Furthermore, comfort nursing is an important part of any breastfeeding relationship and happens when a baby is not actively feeding, but rather breastfeeds in order to feel safe and secure. Fulfilling a child’s emotional need for connection is equally as important as nursing for hunger or thirst. Therefore, a mother should never feel as if she needs to deprive her child from nursing for comfort because it doesn’t fit into a schedule or because it is believed a baby isn’t hungry for food.
Comfort nursing can also benefit the mother and help her to relax which may also aid in milk production.
Another common consequence of following a feeding schedule is breast engorgement. Engorgement is most often a result of not nursing frequently enough. If the milk is not being removed from the breasts after a certain amount of time, they may become overly full and can cause pain or discomfort. Additionally, when a full breast is not transferring the stored milk, that signals the body to stop producing as much. This can ultimately result in low supply.
Finally, putting breastfed babies on schedules usually leads to night weaning before they are ready. It is normal and healthy for breastfed babies to wake throughout the night to nurse at least several times. Depending on each unique situation, doctors may even suggest waking a sleeping newborn every 3-5 hours overnight to nurse in the early weeks of life, especially for preemies and low birth weight babies. It’s crucial to understand that a breastfeeding relationship does not pause because the sun sets; infants’ needs still exist at nighttime and they may continue to seek security and comfort from the breast throughout the first year or beyond.

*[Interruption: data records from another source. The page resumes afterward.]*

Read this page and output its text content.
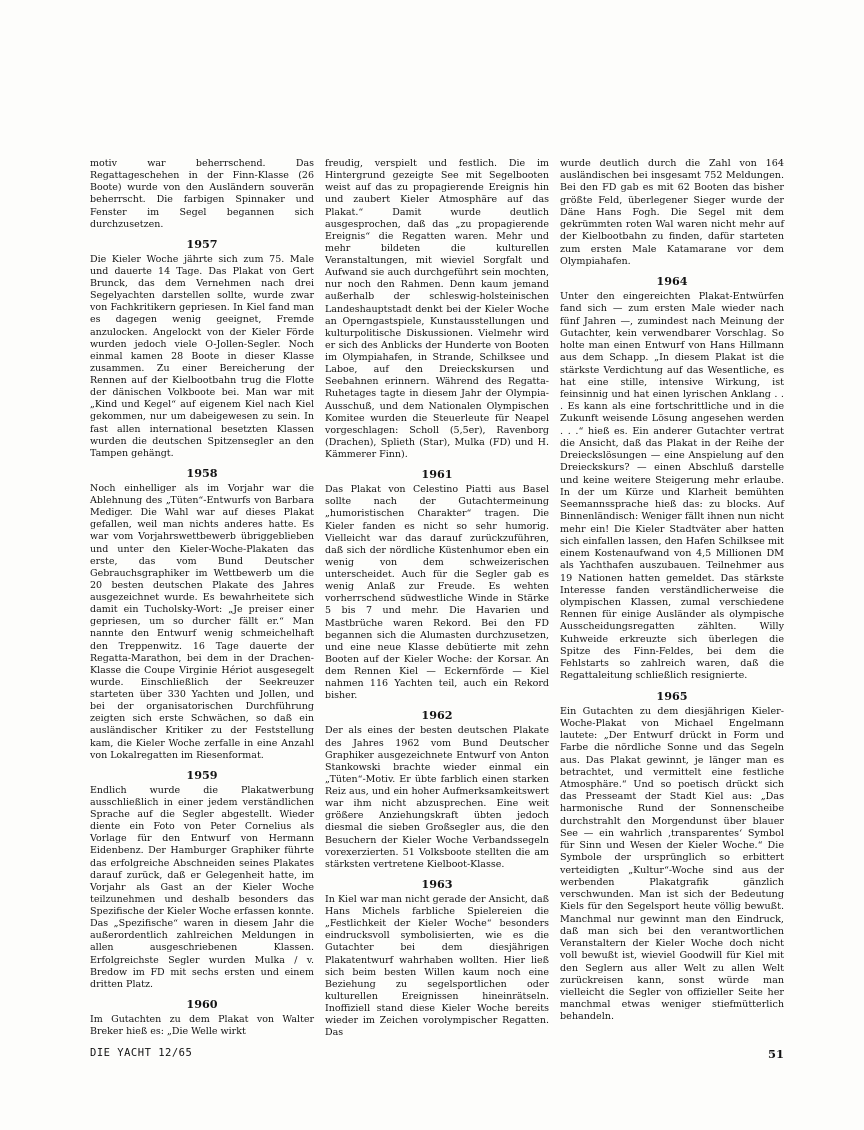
motiv war beherrschend. Das Regattageschehen in der Finn-Klasse (26 Boote) wurde von den Ausländern souverän beherrscht. Die farbigen Spinnaker und Fenster im Segel begannen sich durchzusetzen.

1957

Die Kieler Woche jährte sich zum 75. Male und dauerte 14 Tage. Das Plakat von Gert Brunck, das dem Vernehmen nach drei Segelyachten darstellen sollte, wurde zwar von Fachkritikern gepriesen. In Kiel fand man es dagegen wenig geeignet, Fremde anzulocken. Angelockt von der Kieler Förde wurden jedoch viele O-Jollen-Segler. Noch einmal kamen 28 Boote in dieser Klasse zusammen. Zu einer Bereicherung der Rennen auf der Kielbootbahn trug die Flotte der dänischen Volkboote bei. Man war mit „Kind und Kegel“ auf eigenem Kiel nach Kiel gekommen, nur um dabeigewesen zu sein. In fast allen international besetzten Klassen wurden die deutschen Spitzensegler an den Tampen gehängt.

1958

Noch einhelliger als im Vorjahr war die Ablehnung des „Tüten“-Entwurfs von Barbara Mediger. Die Wahl war auf dieses Plakat gefallen, weil man nichts anderes hatte. Es war vom Vorjahrswettbewerb übriggeblieben und unter den Kieler-Woche-Plakaten das erste, das vom Bund Deutscher Gebrauchsgraphiker im Wettbewerb um die 20 besten deutschen Plakate des Jahres ausgezeichnet wurde. Es bewahrheitete sich damit ein Tucholsky-Wort: „Je preiser einer gepriesen, um so durcher fällt er.“ Man nannte den Entwurf wenig schmeichelhaft den Treppenwitz. 16 Tage dauerte der Regatta-Marathon, bei dem in der Drachen-Klasse die Coupe Virginie Hériot ausgesegelt wurde. Einschließlich der Seekreuzer starteten über 330 Yachten und Jollen, und bei der organisatorischen Durchführung zeigten sich erste Schwächen, so daß ein ausländischer Kritiker zu der Feststellung kam, die Kieler Woche zerfalle in eine Anzahl von Lokalregatten im Riesenformat.

1959

Endlich wurde die Plakatwerbung ausschließlich in einer jedem verständlichen Sprache auf die Segler abgestellt. Wieder diente ein Foto von Peter Cornelius als Vorlage für den Entwurf von Hermann Eidenbenz. Der Hamburger Graphiker führte das erfolgreiche Abschneiden seines Plakates darauf zurück, daß er Gelegenheit hatte, im Vorjahr als Gast an der Kieler Woche teilzunehmen und deshalb besonders das Spezifische der Kieler Woche erfassen konnte. Das „Spezifische“ waren in diesem Jahr die außerordentlich zahlreichen Meldungen in allen ausgeschriebenen Klassen. Erfolgreichste Segler wurden Mulka / v. Bredow im FD mit sechs ersten und einem dritten Platz.

1960

Im Gutachten zu dem Plakat von Walter Breker hieß es: „Die Welle wirkt

freudig, verspielt und festlich. Die im Hintergrund gezeigte See mit Segelbooten weist auf das zu propagierende Ereignis hin und zaubert Kieler Atmosphäre auf das Plakat.“ Damit wurde deutlich ausgesprochen, daß das „zu propagierende Ereignis“ die Regatten waren. Mehr und mehr bildeten die kulturellen Veranstaltungen, mit wieviel Sorgfalt und Aufwand sie auch durchgeführt sein mochten, nur noch den Rahmen. Denn kaum jemand außerhalb der schleswig-holsteinischen Landeshauptstadt denkt bei der Kieler Woche an Operngastspiele, Kunstausstellungen und kulturpolitische Diskussionen. Vielmehr wird er sich des Anblicks der Hunderte von Booten im Olympiahafen, in Strande, Schilksee und Laboe, auf den Dreieckskursen und Seebahnen erinnern. Während des Regatta-Ruhetages tagte in diesem Jahr der Olympia-Ausschuß, und dem Nationalen Olympischen Komitee wurden die Steuerleute für Neapel vorgeschlagen: Scholl (5,5er), Ravenborg (Drachen), Splieth (Star), Mulka (FD) und H. Kämmerer Finn).

1961

Das Plakat von Celestino Piatti aus Basel sollte nach der Gutachtermeinung „humoristischen Charakter“ tragen. Die Kieler fanden es nicht so sehr humorig. Vielleicht war das darauf zurückzuführen, daß sich der nördliche Küstenhumor eben ein wenig von dem schweizerischen unterscheidet. Auch für die Segler gab es wenig Anlaß zur Freude. Es wehten vorherrschend südwestliche Winde in Stärke 5 bis 7 und mehr. Die Havarien und Mastbrüche waren Rekord. Bei den FD begannen sich die Alumasten durchzusetzen, und eine neue Klasse debütierte mit zehn Booten auf der Kieler Woche: der Korsar. An dem Rennen Kiel — Eckernförde — Kiel nahmen 116 Yachten teil, auch ein Rekord bisher.

1962

Der als eines der besten deutschen Plakate des Jahres 1962 vom Bund Deutscher Graphiker ausgezeichnete Entwurf von Anton Stankowski brachte wieder einmal ein „Tüten“-Motiv. Er übte farblich einen starken Reiz aus, und ein hoher Aufmerksamkeitswert war ihm nicht abzusprechen. Eine weit größere Anziehungskraft übten jedoch diesmal die sieben Großsegler aus, die den Besuchern der Kieler Woche Verbandssegeln vorexerzierten. 51 Volksboote stellten die am stärksten vertretene Kielboot-Klasse.

1963

In Kiel war man nicht gerade der Ansicht, daß Hans Michels farbliche Spielereien die „Festlichkeit der Kieler Woche“ besonders eindrucksvoll symbolisierten, wie es die Gutachter bei dem diesjährigen Plakatentwurf wahrhaben wollten. Hier ließ sich beim besten Willen kaum noch eine Beziehung zu segelsportlichen oder kulturellen Ereignissen hineinrätseln. Inoffiziell stand diese Kieler Woche bereits wieder im Zeichen vorolympischer Regatten. Das

wurde deutlich durch die Zahl von 164 ausländischen bei insgesamt 752 Meldungen. Bei den FD gab es mit 62 Booten das bisher größte Feld, überlegener Sieger wurde der Däne Hans Fogh. Die Segel mit dem gekrümmten roten Wal waren nicht mehr auf der Kielbootbahn zu finden, dafür starteten zum ersten Male Katamarane vor dem Olympiahafen.

1964

Unter den eingereichten Plakat-Entwürfen fand sich — zum ersten Male wieder nach fünf Jahren —, zumindest nach Meinung der Gutachter, kein verwendbarer Vorschlag. So holte man einen Entwurf von Hans Hillmann aus dem Schapp. „In diesem Plakat ist die stärkste Verdichtung auf das Wesentliche, es hat eine stille, intensive Wirkung, ist feinsinnig und hat einen lyrischen Anklang . . . Es kann als eine fortschrittliche und in die Zukunft weisende Lösung angesehen werden . . .“ hieß es. Ein anderer Gutachter vertrat die Ansicht, daß das Plakat in der Reihe der Dreieckslösungen — eine Anspielung auf den Dreieckskurs? — einen Abschluß darstelle und keine weitere Steigerung mehr erlaube. In der um Kürze und Klarheit bemühten Seemannssprache hieß das: zu blocks. Auf Binnenländisch: Weniger fällt ihnen nun nicht mehr ein! Die Kieler Stadtväter aber hatten sich einfallen lassen, den Hafen Schilksee mit einem Kostenaufwand von 4,5 Millionen DM als Yachthafen auszubauen. Teilnehmer aus 19 Nationen hatten gemeldet. Das stärkste Interesse fanden verständlicherweise die olympischen Klassen, zumal verschiedene Rennen für einige Ausländer als olympische Ausscheidungsregatten zählten. Willy Kuhweide erkreuzte sich überlegen die Spitze des Finn-Feldes, bei dem die Fehlstarts so zahlreich waren, daß die Regattaleitung schließlich resignierte.

1965

Ein Gutachten zu dem diesjährigen Kieler-Woche-Plakat von Michael Engelmann lautete: „Der Entwurf drückt in Form und Farbe die nördliche Sonne und das Segeln aus. Das Plakat gewinnt, je länger man es betrachtet, und vermittelt eine festliche Atmosphäre.“ Und so poetisch drückt sich das Presseamt der Stadt Kiel aus: „Das harmonische Rund der Sonnenscheibe durchstrahlt den Morgendunst über blauer See — ein wahrlich ‚transparentes‘ Symbol für Sinn und Wesen der Kieler Woche.“ Die Symbole der ursprünglich so erbittert verteidigten „Kultur“-Woche sind aus der werbenden Plakatgrafik gänzlich verschwunden. Man ist sich der Bedeutung Kiels für den Segelsport heute völlig bewußt. Manchmal nur gewinnt man den Eindruck, daß man sich bei den verantwortlichen Veranstaltern der Kieler Woche doch nicht voll bewußt ist, wieviel Goodwill für Kiel mit den Seglern aus aller Welt zu allen Welt zurückreisen kann, sonst würde man vielleicht die Segler von offizieller Seite her manchmal etwas weniger stiefmütterlich behandeln.

DIE YACHT 12/65	51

Continuing to breastfeed overnight provides various advantages for many breastfeeding relationships.
Responsive breastfeeding provides numerous benefits to mother and child. It is necessary to follow an infant's lead while breastfeeding, especially if the goal is child led weaning or breastfeeding to natural term. It will never be a mistake to offer the breast to your child because you simply cannot overfeed a breastfed baby. Always watch your baby instead of the clock and trust your own instincts while considering advice from a qualified lactation specialist or health care provider.
If a mother must begin to follow a certain schedule and is not able to continue breastfeeding on demand, she can express or pump breast milk for the baby to have while she is away. It is important, specifically in the newborn stage, that mamma pumps or expresses breast milk every time the baby is fed expressed breast milk. This will ensure that her supply will not suffer and she can continue to produce almost exactly what her child needs.
Once a child reaches toddler-hood, it may be easier to start setting boundaries and creating schedules if necessary. After the first 12 months, there will be plenty of other options to offer a child to eat in addition to offering water. Contrary to popular belief, the importance of breastfeeding doesn’t magically disappear after 1 year. A breastfeeding relationship should continue for as long as both parties involved are willing and able to participate. There is no set expiration date on breastfeeding and no family should feel pressured to end their journey before they are ready.
Avoiding feeding schedules and restrictions can help to ensure you and your child will be able to continue breastfeeding for as long as you like.